Firman recepción de un kilo de bicarbonato
“Firmaron el acta y se despidieron muy amablemente de los funcionarios policiales, mientras don Abdel Murrafash sudaba por todos los poros del cuerpo y del rostro, a pesar de que no hacía calor y las oficinas policiales no se distinguen por calurosas ni por su comodidad. (…).

“Y cuentan las malas lenguas que el impaciente Abdel Murrafash pidió a su abogado dar la vuelta por la primera calle discreta que encontrara a fin de ir a un lugar un tanto apartado o solitario donde sostener una conversación confidencial. (…) No se había detenido aún el coche, cuando el próspero comerciante, con la ansiedad dibujada en el rostro, abrió el paquete manipulando con manos temblorosas la cinta adhesiva que lo sellaba y con la uña del dedo meñique, bastante crecida por cierto, que le servía para ciertos hábitos de higiene, cuando le picaban las orejas o la nariz, según los testigos que lo conocieron, abrió un pequeño boquete en una esquina de la bolsa de plástico transparente que cubría el polvo blanco, se llevó a la lengua la sustancia que extrajo del interior y ¡por la gramputa madre que los parió!, gritó sin consideraciones (…).

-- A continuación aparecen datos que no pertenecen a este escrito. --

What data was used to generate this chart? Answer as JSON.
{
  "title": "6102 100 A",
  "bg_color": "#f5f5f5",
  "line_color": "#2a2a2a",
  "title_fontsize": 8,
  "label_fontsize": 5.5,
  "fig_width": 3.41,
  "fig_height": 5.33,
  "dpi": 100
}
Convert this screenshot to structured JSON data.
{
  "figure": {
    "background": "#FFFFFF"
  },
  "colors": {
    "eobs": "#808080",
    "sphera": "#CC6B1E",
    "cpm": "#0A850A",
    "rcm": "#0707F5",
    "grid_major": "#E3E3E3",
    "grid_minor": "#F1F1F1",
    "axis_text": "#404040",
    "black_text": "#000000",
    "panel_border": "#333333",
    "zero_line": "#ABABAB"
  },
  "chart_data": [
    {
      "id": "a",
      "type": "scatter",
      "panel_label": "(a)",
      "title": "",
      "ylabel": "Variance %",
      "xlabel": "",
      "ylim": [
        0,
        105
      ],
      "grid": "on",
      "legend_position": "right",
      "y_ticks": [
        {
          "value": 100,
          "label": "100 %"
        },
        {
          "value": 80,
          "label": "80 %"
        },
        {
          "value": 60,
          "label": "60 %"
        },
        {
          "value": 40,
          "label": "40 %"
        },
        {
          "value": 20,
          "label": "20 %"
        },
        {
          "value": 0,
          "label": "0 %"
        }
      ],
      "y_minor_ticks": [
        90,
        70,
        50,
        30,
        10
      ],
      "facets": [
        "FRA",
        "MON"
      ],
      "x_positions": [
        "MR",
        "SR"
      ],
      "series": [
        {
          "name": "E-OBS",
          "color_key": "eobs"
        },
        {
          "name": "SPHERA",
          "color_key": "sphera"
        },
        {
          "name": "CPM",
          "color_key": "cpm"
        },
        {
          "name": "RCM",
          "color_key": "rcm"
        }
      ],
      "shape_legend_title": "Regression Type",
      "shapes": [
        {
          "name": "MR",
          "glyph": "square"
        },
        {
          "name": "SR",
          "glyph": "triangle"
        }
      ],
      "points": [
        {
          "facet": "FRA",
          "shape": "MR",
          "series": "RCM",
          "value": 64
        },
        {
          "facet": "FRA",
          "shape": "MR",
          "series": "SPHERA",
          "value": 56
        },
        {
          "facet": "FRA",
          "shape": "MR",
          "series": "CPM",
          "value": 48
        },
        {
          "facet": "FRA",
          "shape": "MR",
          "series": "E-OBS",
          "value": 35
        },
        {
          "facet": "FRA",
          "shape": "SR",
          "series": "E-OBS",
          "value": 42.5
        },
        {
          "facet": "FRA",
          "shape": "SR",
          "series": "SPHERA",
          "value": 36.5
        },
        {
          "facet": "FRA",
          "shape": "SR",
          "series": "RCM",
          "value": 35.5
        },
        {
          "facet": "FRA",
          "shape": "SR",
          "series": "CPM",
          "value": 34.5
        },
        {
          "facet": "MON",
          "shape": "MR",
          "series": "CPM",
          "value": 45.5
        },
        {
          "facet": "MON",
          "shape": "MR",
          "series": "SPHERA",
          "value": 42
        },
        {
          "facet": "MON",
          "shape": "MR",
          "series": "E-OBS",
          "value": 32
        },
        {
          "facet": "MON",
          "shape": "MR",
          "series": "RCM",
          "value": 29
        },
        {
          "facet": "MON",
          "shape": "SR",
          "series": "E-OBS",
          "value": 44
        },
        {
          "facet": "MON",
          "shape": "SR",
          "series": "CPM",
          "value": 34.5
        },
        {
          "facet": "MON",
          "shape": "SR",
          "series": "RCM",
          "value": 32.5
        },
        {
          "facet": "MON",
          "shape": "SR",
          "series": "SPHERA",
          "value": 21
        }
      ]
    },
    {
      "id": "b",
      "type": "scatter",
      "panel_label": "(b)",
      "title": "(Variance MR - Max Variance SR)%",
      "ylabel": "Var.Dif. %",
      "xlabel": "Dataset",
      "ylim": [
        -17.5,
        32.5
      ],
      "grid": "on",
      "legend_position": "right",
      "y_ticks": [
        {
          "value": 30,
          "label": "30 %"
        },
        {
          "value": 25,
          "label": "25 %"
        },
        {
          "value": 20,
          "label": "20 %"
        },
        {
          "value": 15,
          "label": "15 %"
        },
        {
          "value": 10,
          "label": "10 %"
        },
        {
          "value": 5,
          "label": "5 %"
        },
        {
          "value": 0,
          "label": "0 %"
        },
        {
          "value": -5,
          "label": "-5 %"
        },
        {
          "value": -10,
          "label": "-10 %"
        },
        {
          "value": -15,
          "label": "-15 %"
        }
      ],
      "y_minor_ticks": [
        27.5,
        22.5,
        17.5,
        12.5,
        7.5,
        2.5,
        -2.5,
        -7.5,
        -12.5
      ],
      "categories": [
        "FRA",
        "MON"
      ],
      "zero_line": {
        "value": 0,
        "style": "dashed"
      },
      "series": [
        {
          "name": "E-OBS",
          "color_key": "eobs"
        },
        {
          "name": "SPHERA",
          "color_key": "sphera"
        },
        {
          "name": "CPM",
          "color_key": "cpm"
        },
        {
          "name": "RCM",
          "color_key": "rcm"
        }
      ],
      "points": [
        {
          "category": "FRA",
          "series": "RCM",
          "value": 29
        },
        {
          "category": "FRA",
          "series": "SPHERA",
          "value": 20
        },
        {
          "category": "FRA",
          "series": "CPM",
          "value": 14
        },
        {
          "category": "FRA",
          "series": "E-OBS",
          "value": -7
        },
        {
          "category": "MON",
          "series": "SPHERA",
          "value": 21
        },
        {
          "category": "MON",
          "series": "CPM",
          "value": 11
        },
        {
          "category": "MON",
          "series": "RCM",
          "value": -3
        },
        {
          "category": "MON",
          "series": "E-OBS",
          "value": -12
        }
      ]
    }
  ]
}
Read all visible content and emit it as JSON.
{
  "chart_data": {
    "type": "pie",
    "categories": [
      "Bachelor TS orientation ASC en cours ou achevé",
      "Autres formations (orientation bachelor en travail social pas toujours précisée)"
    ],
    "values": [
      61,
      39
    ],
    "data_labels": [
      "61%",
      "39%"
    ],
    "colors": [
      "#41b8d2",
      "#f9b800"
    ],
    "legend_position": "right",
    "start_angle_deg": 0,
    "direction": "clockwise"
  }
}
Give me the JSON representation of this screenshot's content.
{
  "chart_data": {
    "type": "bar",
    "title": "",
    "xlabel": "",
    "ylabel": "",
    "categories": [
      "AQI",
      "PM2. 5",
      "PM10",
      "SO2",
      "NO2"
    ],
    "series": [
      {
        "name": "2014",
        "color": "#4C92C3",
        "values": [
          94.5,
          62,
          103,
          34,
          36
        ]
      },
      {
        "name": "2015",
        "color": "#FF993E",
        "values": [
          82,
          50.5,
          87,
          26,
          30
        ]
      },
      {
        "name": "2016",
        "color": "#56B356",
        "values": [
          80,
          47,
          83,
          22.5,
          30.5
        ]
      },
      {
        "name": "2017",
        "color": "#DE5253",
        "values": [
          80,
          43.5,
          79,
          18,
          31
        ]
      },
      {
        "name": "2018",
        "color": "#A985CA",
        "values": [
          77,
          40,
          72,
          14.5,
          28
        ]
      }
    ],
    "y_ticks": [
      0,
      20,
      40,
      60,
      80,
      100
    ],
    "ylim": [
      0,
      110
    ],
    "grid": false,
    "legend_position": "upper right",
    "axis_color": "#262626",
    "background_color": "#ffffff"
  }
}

“Pero la rabieta del comerciante no tenía fin y repetía ¡por la gramputa que los parió! ¡esto es bicarbonato!, a ver prueba tú que también conoces del asunto, obligó al abogado a poner la lengua sobre la uña del dedo meñique untada en el blanco polvo, prueba, exigía, prueba y dime si no es bicarbonato y en efecto, el doctor Francisco Salazar confirmó que la sustancia rescatada era el inocente bicarbonato que el comerciante reclamaba y por el cual había pasado un mal rato y una noche entera entre  temblores de pánico al verse en sueños entre los reos de una cárcel (…) y ¡prueba, prueba!, exigía y el abogado tuvo que decir con la mejor calma de que era capaz, efectivamente, Abdel, esto es bicarbonato, pero ¿no era bicarbonato lo que le reclamabas a la policía?, sí, pero, pero... el comerciante no alcanzaba a articular palabra, pero, pero... y el abogado aprovechando la confusión de su acompañante, tienes que tener en cuenta, amigo Abdel, que unas son de cal y otras de arena y para evitar que el honrado comerciante prosiguiera escandalizando el tranquilo vecindario, decidió poner en marcha el motor del auto y llevarse lejos al enfurecido propietario de un kilo de bicarbonato de sodio.

Así me lo contó el abogado protagonista del hecho, cuyo nombre real, por supuesto, se ha omitido en el relato.